Bionic reconstruction describes a combined surgical and rehabilitation technique. It allows for changes to the anatomy of a patient surgically, and for transfer of technology to rehabilitate the patient so they can make best use of advanced prostheses to replace lost extremity function.[3] It has been shown that targeted muscle reinnervation (TMR) allows for bionic reconstruction, improves prosthetic control, and furthermore reduces pain.[39,98] The functional motor units generated by TMR may reverse the pathologic cortical reorganization associated with PLP.[88,120] The mechanism by which TMR reduces PLP is not entirely clear. Currently, researchers have suggested mechanisms like the restoration of physiological continuity (restoration of myelinated nerve morphology after TMR surgery),[81] improved prosthetic function, neuroma prevention, and potential effects on cortical reorganization. As the TMR approach reestablishes natural control of the prosthesis and seems to decrease PLP,[3] immediate surgical intervention of amputated nerves with TMR at the time of limb loss should be considered to prevent PLP after amputation.[3,139]

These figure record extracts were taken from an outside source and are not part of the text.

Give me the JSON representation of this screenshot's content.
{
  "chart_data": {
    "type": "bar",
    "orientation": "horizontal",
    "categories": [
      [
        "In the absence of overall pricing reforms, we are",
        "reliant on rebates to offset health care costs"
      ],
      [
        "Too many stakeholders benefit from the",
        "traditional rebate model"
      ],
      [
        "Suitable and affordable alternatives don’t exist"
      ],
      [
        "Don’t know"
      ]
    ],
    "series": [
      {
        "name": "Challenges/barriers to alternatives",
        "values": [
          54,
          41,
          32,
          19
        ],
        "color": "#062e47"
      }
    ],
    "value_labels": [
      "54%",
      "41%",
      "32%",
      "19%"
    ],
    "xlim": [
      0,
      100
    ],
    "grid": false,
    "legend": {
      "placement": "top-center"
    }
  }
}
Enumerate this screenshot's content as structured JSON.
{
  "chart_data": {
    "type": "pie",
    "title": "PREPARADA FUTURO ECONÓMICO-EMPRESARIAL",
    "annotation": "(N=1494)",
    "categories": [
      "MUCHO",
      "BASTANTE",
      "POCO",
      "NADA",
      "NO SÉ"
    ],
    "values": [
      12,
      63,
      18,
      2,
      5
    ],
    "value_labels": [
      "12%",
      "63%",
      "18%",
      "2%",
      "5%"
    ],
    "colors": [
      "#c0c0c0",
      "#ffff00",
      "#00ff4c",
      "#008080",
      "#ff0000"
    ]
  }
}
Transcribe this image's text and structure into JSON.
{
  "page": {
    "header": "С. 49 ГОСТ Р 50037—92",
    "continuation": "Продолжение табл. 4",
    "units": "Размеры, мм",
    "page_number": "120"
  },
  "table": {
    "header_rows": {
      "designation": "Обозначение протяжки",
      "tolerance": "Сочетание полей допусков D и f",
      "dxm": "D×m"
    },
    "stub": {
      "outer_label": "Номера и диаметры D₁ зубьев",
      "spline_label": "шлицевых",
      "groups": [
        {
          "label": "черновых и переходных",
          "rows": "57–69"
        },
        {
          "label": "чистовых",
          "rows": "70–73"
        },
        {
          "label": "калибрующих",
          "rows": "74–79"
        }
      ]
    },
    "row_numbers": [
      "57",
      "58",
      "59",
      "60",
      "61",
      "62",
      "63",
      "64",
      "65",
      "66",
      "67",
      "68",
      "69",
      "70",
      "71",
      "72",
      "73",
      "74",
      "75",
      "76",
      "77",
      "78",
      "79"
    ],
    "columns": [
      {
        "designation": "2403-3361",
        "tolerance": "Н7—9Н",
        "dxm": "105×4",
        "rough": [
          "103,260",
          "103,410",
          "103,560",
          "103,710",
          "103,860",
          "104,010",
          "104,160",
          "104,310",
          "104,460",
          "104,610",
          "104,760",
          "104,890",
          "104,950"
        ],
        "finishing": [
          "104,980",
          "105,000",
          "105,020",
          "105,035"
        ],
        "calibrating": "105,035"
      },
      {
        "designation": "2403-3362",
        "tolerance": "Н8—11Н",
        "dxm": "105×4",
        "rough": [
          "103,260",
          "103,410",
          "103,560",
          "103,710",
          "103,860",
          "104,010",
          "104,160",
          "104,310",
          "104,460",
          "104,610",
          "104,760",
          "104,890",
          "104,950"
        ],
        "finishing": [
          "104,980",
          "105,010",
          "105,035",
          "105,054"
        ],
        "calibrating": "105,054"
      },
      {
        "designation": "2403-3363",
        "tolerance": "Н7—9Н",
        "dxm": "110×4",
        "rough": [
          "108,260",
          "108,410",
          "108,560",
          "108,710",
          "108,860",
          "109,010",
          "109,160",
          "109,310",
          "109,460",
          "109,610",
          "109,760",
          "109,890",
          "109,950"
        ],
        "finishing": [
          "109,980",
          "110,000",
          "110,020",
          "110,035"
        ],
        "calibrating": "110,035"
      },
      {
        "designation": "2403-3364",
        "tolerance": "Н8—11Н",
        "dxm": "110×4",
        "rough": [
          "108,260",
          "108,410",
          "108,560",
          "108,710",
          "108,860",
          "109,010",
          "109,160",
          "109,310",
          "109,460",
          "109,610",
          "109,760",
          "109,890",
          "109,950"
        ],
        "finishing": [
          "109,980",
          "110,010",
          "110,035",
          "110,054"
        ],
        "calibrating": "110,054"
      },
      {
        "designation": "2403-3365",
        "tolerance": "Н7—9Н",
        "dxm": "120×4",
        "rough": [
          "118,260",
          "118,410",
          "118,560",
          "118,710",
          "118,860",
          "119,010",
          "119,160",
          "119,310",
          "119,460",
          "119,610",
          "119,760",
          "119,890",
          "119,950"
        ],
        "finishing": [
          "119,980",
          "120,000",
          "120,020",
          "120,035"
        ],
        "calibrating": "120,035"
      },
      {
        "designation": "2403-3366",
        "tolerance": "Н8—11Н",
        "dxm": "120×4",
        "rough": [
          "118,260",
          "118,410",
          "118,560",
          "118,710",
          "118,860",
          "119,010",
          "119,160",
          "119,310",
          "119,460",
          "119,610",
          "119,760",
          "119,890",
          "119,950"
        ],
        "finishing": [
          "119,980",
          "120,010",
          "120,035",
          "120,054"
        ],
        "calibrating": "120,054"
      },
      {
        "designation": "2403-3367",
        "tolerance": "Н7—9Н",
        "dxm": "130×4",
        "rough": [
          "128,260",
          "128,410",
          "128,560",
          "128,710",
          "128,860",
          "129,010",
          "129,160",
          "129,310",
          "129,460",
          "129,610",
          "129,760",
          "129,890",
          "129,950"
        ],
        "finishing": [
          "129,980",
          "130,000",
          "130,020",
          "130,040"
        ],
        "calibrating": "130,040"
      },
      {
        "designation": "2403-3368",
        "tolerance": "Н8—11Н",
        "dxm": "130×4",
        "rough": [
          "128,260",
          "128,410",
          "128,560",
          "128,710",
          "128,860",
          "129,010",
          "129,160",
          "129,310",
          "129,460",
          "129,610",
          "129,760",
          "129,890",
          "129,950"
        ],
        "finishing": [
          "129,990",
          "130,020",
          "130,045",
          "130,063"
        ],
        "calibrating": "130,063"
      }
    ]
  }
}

15. Discussion and clinical approach

After amputations, most patients experience PLP. From a clinical perspective, the current evidence for pharmacological and interventional prevention as well as therapy of established PLP is unsatisfying. A pragmatic clinical approach might be to reduce perioperative pain intensity as effectively as possible. Approaches should include the use of techniques of regional anesthesia, the perioperative combination of analgesics and of coanalgesics as well as nonpharmacological procedures. Multimodal approaches should be pursued in an interdisciplinary team. In the case of established pain after amputation, the focus should be on differential diagnosis, mechanistic- and function-oriented therapy, coordinated within the interdisciplinary team. The early restoration of the patients' body scheme to reduce sensomotory incongruences by using nonpharmacological treatments, such as mirror therapy and proprioceptive training, has promising potential to reduce PLP, possibly further enhanced by VR and sensory feedback approaches. Innovative prosthetic and surgical approaches can support the reestablishment of body scheme and proprioceptive input.

Disclosures

The authors have no conflicts of interest to declare.